In some cases I would say that this is a sign of lazy writing. I don't think this is the case with Agatha Christie, as she is clearly a very gifted writer.  However, the ending did seem a bit too contrived for my taste.

I would actually be interested in researching this specific method of resolution in mystery stories. I have seen this same trick used in lots of movies in recent years, but it makes me wonder if Agatha Christie might have been the first writer to think it up. If so, that would be amazing, and would totally cancel out my complaint!
The problem is, I don't know enough about literature and writing to know where to start!

English majors, assemble!

Seriously though, if any of you smart English majors out there know what I am talking about, I would love some input on this.

Despite my complaints about the ending, it was still a very good read.

4 stars out of 5.

I would highly recommend it to anyone.

P.S. I am told that I need to see the movie, because they "fix" the ending. I will report back when I do.

3 comments:

garrett said...

Hi Robby. We don't know each other, but you commented on my blog once. I think you know one of my friends. Jason, or Haley, or Robin... or all of them? Anyway, you asked for an assembly of English majors, so I'm just checking in. I swear I'm not a stalker.
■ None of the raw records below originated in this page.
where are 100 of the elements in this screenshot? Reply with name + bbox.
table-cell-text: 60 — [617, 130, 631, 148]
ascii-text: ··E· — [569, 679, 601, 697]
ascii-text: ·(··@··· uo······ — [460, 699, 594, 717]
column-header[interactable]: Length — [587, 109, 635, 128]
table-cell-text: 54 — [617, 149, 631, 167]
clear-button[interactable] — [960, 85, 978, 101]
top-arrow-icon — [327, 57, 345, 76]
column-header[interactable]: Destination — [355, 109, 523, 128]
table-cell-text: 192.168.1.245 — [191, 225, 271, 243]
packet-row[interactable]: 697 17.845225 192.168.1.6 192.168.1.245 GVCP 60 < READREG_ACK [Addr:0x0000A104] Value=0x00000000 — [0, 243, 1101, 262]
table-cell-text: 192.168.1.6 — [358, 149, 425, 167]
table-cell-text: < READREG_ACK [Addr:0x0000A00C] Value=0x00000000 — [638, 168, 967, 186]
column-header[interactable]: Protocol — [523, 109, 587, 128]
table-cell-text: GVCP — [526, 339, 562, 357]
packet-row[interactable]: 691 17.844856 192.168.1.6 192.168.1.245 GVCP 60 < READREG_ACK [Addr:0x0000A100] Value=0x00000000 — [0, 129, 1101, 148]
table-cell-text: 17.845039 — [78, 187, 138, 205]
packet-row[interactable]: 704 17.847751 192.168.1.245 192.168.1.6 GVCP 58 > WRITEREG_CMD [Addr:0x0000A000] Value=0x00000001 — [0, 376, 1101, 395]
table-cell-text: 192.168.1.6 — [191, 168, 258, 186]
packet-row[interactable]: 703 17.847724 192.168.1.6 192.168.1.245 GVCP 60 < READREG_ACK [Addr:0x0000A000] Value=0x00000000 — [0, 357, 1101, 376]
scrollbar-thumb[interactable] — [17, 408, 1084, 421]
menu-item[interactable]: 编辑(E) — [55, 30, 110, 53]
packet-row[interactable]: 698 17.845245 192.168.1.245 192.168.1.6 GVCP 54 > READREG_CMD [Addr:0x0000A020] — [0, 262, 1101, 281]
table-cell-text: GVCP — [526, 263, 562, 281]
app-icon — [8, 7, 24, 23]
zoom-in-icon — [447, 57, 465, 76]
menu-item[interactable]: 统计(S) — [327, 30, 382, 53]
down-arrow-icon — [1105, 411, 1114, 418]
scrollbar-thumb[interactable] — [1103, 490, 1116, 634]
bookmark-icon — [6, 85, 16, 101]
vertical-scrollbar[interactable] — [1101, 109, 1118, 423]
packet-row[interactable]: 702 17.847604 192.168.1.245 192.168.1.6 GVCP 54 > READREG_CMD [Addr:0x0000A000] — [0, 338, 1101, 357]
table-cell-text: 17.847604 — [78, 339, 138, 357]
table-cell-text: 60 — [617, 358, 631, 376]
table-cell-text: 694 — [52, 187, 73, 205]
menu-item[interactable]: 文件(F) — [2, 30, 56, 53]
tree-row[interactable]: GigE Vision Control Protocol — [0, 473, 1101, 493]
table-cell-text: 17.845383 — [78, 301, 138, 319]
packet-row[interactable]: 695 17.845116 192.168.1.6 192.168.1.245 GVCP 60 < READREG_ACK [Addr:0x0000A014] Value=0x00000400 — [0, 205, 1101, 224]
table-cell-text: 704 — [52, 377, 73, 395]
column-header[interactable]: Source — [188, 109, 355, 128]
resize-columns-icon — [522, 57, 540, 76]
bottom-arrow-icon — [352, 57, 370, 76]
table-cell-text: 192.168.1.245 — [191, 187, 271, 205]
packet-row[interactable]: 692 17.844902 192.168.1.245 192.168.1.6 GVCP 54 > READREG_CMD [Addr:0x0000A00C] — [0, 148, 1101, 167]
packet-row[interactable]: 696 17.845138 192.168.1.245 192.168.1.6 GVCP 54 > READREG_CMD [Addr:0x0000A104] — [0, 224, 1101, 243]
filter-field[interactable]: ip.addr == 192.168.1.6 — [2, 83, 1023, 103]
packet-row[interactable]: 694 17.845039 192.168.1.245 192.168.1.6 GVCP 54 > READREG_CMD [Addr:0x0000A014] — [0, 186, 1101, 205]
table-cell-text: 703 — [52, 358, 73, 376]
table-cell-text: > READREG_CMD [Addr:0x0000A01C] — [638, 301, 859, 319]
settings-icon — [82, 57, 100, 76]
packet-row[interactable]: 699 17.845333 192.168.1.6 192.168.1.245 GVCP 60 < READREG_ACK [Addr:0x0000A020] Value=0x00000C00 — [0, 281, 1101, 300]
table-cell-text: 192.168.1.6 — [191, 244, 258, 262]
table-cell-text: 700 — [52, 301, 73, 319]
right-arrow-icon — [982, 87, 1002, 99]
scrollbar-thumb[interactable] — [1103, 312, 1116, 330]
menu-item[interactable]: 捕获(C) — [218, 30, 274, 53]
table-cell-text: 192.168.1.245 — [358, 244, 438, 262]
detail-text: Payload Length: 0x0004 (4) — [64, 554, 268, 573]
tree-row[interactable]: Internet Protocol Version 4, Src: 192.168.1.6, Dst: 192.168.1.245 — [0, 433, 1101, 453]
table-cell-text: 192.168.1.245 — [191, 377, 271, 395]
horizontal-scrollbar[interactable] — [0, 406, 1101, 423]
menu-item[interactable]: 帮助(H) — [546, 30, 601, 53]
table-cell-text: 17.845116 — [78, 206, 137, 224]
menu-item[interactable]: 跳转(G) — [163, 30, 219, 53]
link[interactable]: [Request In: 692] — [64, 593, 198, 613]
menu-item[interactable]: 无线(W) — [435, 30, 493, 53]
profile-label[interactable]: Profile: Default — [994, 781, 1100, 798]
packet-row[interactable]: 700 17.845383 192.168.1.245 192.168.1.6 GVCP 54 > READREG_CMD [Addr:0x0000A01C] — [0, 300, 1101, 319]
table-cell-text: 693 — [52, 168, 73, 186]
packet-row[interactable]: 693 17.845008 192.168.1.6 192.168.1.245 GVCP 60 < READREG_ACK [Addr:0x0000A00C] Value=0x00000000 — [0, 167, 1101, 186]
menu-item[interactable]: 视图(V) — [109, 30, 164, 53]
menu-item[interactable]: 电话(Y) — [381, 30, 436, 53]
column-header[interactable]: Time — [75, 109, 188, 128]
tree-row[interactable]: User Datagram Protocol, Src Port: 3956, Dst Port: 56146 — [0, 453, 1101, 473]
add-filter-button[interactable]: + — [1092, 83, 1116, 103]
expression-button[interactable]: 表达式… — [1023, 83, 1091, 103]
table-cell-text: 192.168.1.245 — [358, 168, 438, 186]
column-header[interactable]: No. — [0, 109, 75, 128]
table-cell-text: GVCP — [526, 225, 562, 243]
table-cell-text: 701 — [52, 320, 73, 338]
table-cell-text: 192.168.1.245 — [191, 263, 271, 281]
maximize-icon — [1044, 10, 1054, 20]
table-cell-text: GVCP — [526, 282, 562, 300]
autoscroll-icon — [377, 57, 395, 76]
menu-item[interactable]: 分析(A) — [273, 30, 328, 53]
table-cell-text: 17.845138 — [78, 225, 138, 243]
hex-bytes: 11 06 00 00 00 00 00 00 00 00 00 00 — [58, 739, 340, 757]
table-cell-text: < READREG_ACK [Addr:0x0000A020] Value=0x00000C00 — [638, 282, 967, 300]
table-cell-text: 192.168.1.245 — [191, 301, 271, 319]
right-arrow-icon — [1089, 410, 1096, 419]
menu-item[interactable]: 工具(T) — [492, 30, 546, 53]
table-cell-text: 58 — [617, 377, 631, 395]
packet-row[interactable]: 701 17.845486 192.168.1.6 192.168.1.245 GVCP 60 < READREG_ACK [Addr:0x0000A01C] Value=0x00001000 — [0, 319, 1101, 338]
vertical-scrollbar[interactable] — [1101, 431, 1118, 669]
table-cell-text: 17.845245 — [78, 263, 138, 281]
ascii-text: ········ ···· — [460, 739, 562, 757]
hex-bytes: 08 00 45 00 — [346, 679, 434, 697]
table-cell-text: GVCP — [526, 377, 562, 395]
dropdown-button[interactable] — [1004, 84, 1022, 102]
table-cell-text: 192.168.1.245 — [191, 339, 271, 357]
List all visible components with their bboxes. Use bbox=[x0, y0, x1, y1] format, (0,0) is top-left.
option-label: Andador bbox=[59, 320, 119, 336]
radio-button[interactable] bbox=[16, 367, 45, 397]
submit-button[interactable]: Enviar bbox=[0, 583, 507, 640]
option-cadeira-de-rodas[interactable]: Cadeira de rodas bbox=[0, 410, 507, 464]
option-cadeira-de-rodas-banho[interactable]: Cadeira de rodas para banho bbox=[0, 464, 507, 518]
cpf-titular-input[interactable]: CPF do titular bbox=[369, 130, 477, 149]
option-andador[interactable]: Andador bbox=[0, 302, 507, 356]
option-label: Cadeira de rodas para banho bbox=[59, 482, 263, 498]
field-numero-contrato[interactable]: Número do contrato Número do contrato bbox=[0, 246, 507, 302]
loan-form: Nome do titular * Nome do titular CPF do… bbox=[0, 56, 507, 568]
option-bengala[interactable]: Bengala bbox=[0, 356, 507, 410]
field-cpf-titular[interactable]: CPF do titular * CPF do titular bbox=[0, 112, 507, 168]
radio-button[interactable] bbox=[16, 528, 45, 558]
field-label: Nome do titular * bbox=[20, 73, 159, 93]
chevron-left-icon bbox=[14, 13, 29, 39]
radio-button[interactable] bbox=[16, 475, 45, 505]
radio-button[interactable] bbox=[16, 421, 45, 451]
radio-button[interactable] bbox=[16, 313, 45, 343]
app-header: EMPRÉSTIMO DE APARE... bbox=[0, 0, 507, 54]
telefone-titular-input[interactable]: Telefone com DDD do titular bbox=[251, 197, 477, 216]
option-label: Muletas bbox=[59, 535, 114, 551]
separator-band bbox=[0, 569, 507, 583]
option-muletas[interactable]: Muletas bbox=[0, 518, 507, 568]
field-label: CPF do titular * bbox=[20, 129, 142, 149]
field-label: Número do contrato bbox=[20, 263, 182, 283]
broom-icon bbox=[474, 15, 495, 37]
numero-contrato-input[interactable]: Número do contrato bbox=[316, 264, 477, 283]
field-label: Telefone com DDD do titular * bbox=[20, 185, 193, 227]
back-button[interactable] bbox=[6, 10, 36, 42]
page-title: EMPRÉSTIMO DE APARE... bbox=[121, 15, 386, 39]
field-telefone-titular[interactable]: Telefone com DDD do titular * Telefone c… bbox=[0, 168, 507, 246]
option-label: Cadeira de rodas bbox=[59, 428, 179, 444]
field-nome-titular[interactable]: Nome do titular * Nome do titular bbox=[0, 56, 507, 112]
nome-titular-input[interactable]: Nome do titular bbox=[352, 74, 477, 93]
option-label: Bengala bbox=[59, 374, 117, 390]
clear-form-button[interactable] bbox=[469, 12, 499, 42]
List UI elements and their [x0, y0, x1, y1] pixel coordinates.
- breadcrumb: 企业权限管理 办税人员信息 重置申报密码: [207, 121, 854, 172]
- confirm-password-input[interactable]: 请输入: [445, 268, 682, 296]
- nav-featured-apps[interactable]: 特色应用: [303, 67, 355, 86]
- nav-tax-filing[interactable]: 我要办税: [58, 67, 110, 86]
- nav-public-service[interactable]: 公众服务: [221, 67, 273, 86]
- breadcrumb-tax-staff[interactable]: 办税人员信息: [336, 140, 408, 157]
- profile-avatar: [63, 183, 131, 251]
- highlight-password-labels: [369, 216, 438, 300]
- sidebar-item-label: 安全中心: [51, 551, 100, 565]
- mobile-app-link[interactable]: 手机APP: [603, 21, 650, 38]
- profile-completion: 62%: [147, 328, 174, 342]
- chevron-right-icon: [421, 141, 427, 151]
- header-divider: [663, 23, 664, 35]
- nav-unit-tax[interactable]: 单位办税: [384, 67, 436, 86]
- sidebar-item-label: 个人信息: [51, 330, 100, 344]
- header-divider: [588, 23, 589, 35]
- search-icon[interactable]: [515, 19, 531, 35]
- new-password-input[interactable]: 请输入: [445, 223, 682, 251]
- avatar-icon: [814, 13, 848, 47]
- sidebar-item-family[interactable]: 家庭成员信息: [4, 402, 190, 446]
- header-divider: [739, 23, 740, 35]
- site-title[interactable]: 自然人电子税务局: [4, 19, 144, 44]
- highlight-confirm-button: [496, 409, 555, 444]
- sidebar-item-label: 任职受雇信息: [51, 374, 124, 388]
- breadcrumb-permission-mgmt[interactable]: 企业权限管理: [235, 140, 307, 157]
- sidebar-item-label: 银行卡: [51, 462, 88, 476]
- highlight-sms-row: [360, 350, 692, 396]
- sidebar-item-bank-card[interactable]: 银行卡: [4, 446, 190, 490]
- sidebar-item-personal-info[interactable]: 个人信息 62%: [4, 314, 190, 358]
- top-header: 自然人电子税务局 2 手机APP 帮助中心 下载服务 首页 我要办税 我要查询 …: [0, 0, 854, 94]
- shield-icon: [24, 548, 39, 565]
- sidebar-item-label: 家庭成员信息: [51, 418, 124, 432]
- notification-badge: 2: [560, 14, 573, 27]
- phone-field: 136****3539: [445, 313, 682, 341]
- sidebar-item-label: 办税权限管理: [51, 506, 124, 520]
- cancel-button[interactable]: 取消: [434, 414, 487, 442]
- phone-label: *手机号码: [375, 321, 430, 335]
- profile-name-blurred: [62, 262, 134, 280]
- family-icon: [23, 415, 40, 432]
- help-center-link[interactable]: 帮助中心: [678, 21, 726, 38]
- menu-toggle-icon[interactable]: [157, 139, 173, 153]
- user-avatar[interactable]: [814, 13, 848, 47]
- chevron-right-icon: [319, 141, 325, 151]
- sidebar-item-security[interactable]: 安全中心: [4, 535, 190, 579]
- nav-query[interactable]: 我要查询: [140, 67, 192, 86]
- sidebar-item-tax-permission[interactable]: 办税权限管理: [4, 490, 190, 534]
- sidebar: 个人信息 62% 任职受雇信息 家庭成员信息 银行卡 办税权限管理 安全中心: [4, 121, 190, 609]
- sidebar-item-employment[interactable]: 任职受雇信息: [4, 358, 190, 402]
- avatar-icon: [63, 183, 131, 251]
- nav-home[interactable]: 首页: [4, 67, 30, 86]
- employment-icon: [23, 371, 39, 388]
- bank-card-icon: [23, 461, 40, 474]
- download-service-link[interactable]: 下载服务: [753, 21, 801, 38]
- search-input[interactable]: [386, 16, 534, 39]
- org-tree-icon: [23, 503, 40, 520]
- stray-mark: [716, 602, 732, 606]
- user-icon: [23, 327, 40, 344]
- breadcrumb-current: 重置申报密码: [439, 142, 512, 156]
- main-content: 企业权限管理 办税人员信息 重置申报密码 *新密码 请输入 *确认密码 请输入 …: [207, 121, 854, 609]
First, I'm not a literature major, so I'm not able to give any historical literary references to the "everyone's behavior is predictable so I can plan in advance" literary device, but I can tell you something about the illusion of asymmetrical insight. Basically, this theory shows that most people think they themselves are very layered and have a lot of depth. They believe they have experiences and thoughts that don't fit in a mold. They think that even their close friends don't really know all there is to know about them, but at the same time, they think they know everyone else very well. They have the attitude of, "While I know I am a complex person with complex ideas, I know my friends very well, and they're not as complex. I can tell what they'd do in a situation before they do it. I know them better than they know me. Maybe even better than they know themselves."

So first, kudos to you for actually believing that people aren't that predictable. I think that shows an understanding that other people have depth, and that you appreciate that they might be more complex than any stereotype they might fit in with. Second, I think the issue in books and movies comes back to this idea that "everyone else isn't as deep and complex as me." Book authors and screen writers use this idea that we can fit everyone into a mold and based on what we know about them, we can predict what they will do in a given situation, and use it as a plot device, because everyone already thinks they can do the same with the people they know. No one really fits in any mold very well, and only people who see that understand that this plot device isn't plausible.

So there's my two cents. From a guy you don't know, who started reading your blog because you made a comment on his, and you looked (or read) like someone who he would find interesting. Again, I swear I'm not a stalker.

Robby Spratt said...

Garrett, thanks for answering my assembly call!
Yeah, I do know all three of those people. They are some of my favorites!
Thanks for the info on the illusion of asymmetrical insight, that was really interesting, and exactly what I was trying to describe from movies and literature. What is your education in? I am curious where that theory comes from.
You are absolutely right that this plot device isn't plausible. That's why it bugs me so bad when all of the events of an entire movie are based on this idea. It just wouldn't work.
Thanks for reading!

garrett said...

My education is in English with emphasis in technical and professional writing. But don't get me started on how much of a rip off my education was. The theory I learned from the all mighty internet. There's a site called YouAreNotSoSmart.com that I read now and then. The post about the illusion of asymmetrical insight struck a chord with me, I think. It comes up in all sorts of situations for me now.